An investment bank is a financial institution that assists corporations, small businesses, individuals and government agencies with raising capital, financing, underwriting and an assortment of other financial maneuvers. Investment banks, in addition to financing efforts through the issuance of securities and/or underwriting, will assist companies involved in mergers and acquisitions and IPOs. Furthermore, investment banks will provide ancillary services involved in market making, such as providing and/or trading fixed income instruments, derivatives, equity securities, commodities, foreign exchange.
Dissimilar to commercial or retail banks, investment banks do not take deposits. The United States maintains a separation between retail or consumer banks and investment banking institutions. There are two fundamental lines of business in investment banking: trading securities for cash or other securities (investment banks facilitate transactions and create markets) or the promotion of securities (i.e. performing research and underwriting). The latter line represents the “sell side”, where the investment bank deals with pension funds, hedge funds, mutual funds and the investing public—those individuals who consume products and services of the sell-side to maximize their return on investment constitutes the buy side. The majority of investment banks have buy and sell side components. All advisors of investment banks, meaning those individuals, who provide investment banking services in the United States, are required, by law, must be a licensed broker-dealer and subject to regulations instituted by the Securities & Exchange Commission, as well as the Financial Industry Regulatory Authority.


Organizational Structure of Investment Banking:
Investment banking is split into various departments and offices; as a colloquial term, investment banking will be divided into the so-called front office, middle office and back office. That being said, while larger investment banks will offer all lines of business, both sell and buy sides, smaller institutions will focus one broad aspect of investment banking—boutique investment banks will focus solely on investment banking, while small broker-dealers will initiate only sales, trading or research maneuvers.

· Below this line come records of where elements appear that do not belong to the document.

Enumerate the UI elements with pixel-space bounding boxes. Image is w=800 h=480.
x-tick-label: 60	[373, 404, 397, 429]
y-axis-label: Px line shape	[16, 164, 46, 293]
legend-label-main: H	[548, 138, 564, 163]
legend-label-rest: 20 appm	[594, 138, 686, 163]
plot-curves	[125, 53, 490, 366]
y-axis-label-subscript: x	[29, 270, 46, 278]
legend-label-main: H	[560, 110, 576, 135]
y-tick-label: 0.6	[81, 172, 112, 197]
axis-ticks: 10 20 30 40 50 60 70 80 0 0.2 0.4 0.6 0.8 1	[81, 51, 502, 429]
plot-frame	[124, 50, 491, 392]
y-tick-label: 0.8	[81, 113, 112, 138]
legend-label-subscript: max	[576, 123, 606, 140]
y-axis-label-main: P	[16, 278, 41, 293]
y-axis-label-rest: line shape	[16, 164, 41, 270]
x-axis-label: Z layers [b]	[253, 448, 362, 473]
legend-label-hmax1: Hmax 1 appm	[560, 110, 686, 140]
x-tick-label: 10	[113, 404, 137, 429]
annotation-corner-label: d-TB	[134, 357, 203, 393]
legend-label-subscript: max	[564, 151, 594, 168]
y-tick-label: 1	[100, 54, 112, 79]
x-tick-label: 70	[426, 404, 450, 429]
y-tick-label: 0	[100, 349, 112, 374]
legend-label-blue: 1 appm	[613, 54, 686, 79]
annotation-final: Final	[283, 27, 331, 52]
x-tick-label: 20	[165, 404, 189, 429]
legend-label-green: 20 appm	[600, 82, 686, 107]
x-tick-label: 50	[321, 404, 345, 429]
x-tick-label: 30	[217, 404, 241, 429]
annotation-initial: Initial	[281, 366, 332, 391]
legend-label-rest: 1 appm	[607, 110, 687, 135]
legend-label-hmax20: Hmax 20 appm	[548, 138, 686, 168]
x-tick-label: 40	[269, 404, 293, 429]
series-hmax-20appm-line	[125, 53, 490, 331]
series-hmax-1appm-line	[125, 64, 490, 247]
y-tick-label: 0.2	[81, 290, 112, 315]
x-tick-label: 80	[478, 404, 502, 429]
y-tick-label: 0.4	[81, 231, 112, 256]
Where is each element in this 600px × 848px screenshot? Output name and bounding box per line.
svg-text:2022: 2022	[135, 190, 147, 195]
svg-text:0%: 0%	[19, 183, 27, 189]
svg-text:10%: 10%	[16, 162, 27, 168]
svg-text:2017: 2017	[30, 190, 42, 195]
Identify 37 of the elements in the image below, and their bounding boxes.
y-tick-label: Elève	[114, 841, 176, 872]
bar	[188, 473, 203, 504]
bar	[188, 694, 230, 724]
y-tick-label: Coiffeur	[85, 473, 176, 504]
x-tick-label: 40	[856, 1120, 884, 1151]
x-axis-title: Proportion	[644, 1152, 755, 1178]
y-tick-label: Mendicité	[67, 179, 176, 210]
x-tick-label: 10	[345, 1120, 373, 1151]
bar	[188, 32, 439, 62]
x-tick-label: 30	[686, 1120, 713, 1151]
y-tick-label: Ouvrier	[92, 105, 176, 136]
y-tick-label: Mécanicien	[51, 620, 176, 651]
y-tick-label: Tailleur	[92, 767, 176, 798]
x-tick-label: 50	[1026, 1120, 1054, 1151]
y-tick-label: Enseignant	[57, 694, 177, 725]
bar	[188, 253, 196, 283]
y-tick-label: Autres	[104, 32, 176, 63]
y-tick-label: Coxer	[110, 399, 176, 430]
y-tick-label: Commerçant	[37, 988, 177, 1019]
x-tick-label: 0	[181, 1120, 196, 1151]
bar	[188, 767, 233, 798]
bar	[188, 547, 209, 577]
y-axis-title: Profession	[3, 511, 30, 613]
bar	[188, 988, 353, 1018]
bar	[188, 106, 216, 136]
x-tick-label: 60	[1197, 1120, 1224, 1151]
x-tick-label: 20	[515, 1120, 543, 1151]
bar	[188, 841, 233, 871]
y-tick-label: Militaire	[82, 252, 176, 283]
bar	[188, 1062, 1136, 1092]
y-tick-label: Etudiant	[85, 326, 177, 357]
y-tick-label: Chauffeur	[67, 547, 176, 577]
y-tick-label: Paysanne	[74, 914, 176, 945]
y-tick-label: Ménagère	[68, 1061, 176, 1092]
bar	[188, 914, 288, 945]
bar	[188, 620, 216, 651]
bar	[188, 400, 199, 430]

Investment banking, in a traditional lens, helps customers raise funds in capital markets and lends advice on mergers and acquisitions. Within the firm’s front office, on behalf of the bank and its clients, investment banking’s primary function revolves around the buying and selling of products. In terms of market making, traders will buy and sell financial products to make money on each trade. Within the sales department, the investment bank will contact institutional and high-net worth investors to suggest trading ideas and process orders.
The sales desk will then communicate their clients’ orders to the appropriate trading posts, which will then price and execute trades, or structure different products to fit a specific need. Investment banks will also conduct research to review companies and issue reports about their prospects; investment banks will attach “buy”, “hold” or sell ratings to such investments. The research department of an investment bank may not generate tangible revenue; however, its resources are vital to assist traders in trade, the sales team in suggesting ideas to potential clients and investment bankers by covering their clients.